From Digga D to the Morley's Founder – The Blue Plaques for London's Modern Icons

Jack Walker wants to commemorate the people who have gone under-appreciated.
Nana Baah
London, GB
Images: Jack Walker

Walk around London and you’ll notice plaques – bright blue and bigger than a dinner plate – on the sides of various buildings, stuck there to commemorate notable dead people.

After moving to the capital from Nottingham two years ago, artist Jack Walker noticed that he hadn’t heard of many of the people on these English Heritage plaques. After some research, he also discovered that the majority of these plaques were commemorating men, and that only four percent honoured Black and Asian people.


So, prompted by a university project, Walker decided to create his own plaques – “True Plaques”, stickers that fit in the palm of your hand. The stickers commemorate some of 21st century London’s finest, from Doreen Lawrence and Digga D, to Kannalingam “Indran” Selvendran, the founder of Morley’s, south London’s favourite chicken shop.

VICE: What drew you to recreating the English Heritage blue plaques?
Jack Walker:
I've always been interested in the blue plaques. When you're walking around central London, you see them and they’re quite interesting things and people, but I’d never recognised anybody on them – a lot of them are poets and writers. I looked into it, and the criteria for a current blue plaque is that you have to have been dead for at least 20 years. So I wanted to create something that was more relevant to our generation. 

What makes them more relevant?
The fact that it’s London and there are barely any blue plaques for people of colour.
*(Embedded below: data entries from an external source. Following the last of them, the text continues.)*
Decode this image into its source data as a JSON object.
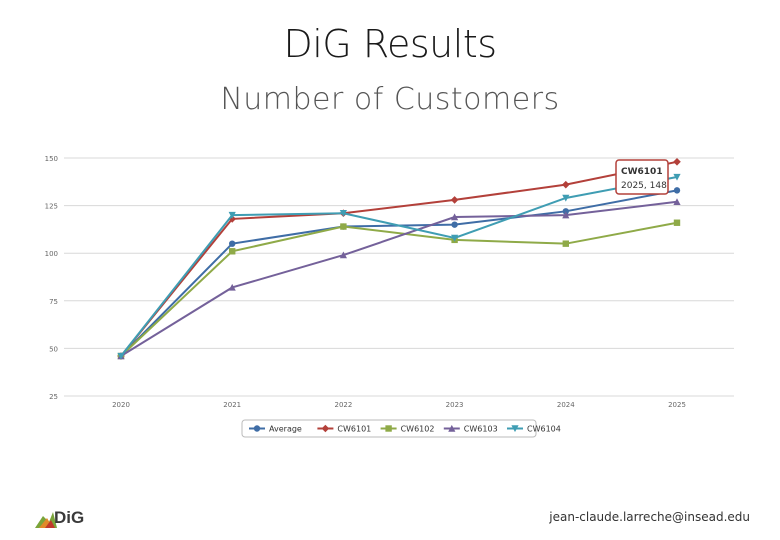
{
  "page": {
    "title": "DiG Results",
    "subtitle": "Number of Customers",
    "footer_email": "jean-claude.larreche@insead.edu",
    "logo_text": "DiG"
  },
  "tooltip": {
    "title": "CW6101",
    "value": "2025, 148"
  },
  "chart_data": {
    "type": "line",
    "title": "",
    "xlabel": "",
    "ylabel": "",
    "categories": [
      "2020",
      "2021",
      "2022",
      "2023",
      "2024",
      "2025"
    ],
    "ylim": [
      25,
      150
    ],
    "yticks": [
      25,
      50,
      75,
      100,
      125,
      150
    ],
    "grid": true,
    "legend": "bottom",
    "series": [
      {
        "name": "Average",
        "color": "#3f6da6",
        "marker": "circle",
        "values": [
          46,
          105,
          114,
          115,
          122,
          133
        ]
      },
      {
        "name": "CW6101",
        "color": "#b3403a",
        "marker": "diamond",
        "values": [
          46,
          118,
          121,
          128,
          136,
          148
        ]
      },
      {
        "name": "CW6102",
        "color": "#8faa48",
        "marker": "square",
        "values": [
          46,
          101,
          114,
          107,
          105,
          116
        ]
      },
      {
        "name": "CW6103",
        "color": "#74619a",
        "marker": "triangle",
        "values": [
          46,
          82,
          99,
          119,
          120,
          127
        ]
      },
      {
        "name": "CW6104",
        "color": "#3f9db3",
        "marker": "triangle-down",
        "values": [
          46,
          120,
          121,
          108,
          129,
          140
        ]
      }
    ]
  }
}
It’s not representative.

How did you decide on which public figures would get True Plaques? 
I was asking people from London to tell me who they like, and who significant people are to them. I spoke to Aima, [one of the founders] of All Black Lives UK, and they nominated Tanya Compas, who is an activist and youth worker. It sort of stemmed from there, and I found other people too. There are some people that everyone knows, like Kathy Burke or Michaela Coel, and then there are some lesser known people too.


Was getting them up a struggle? Did you actually find out where people live?
I've tried to do stickers in Nottingham before and they just got taken down. What’s good about [London] is that they don't get ripped off if you put them on lamp posts and places that people stop – so above where you press the buttons to cross the road, or those modern telephone boxes. I found the estate where Michaela Coel grew up, so I put some up around there. But for some people like M.I.A., I only know that she’s from Hounslow, so I just put them up in the vicinity. I put at least six stickers in each area.

What do you think of the way we celebrate people and their successes?
Why do we wait before celebrating people? Somebody had to do something in their life that’s quite significant, and then you’ve also got to wait for them to die, and then wait another 20 years [to get an English Heritage plaque]. 


Are you going to continue creating new ones?
I definitely would. I did maybe a week of research, and a few weeks of finding people, so I wasn’t expecting it to be my most popular work.  I think it should be a recurring thing – maybe [at the end of each year, for] people who have done stuff that year.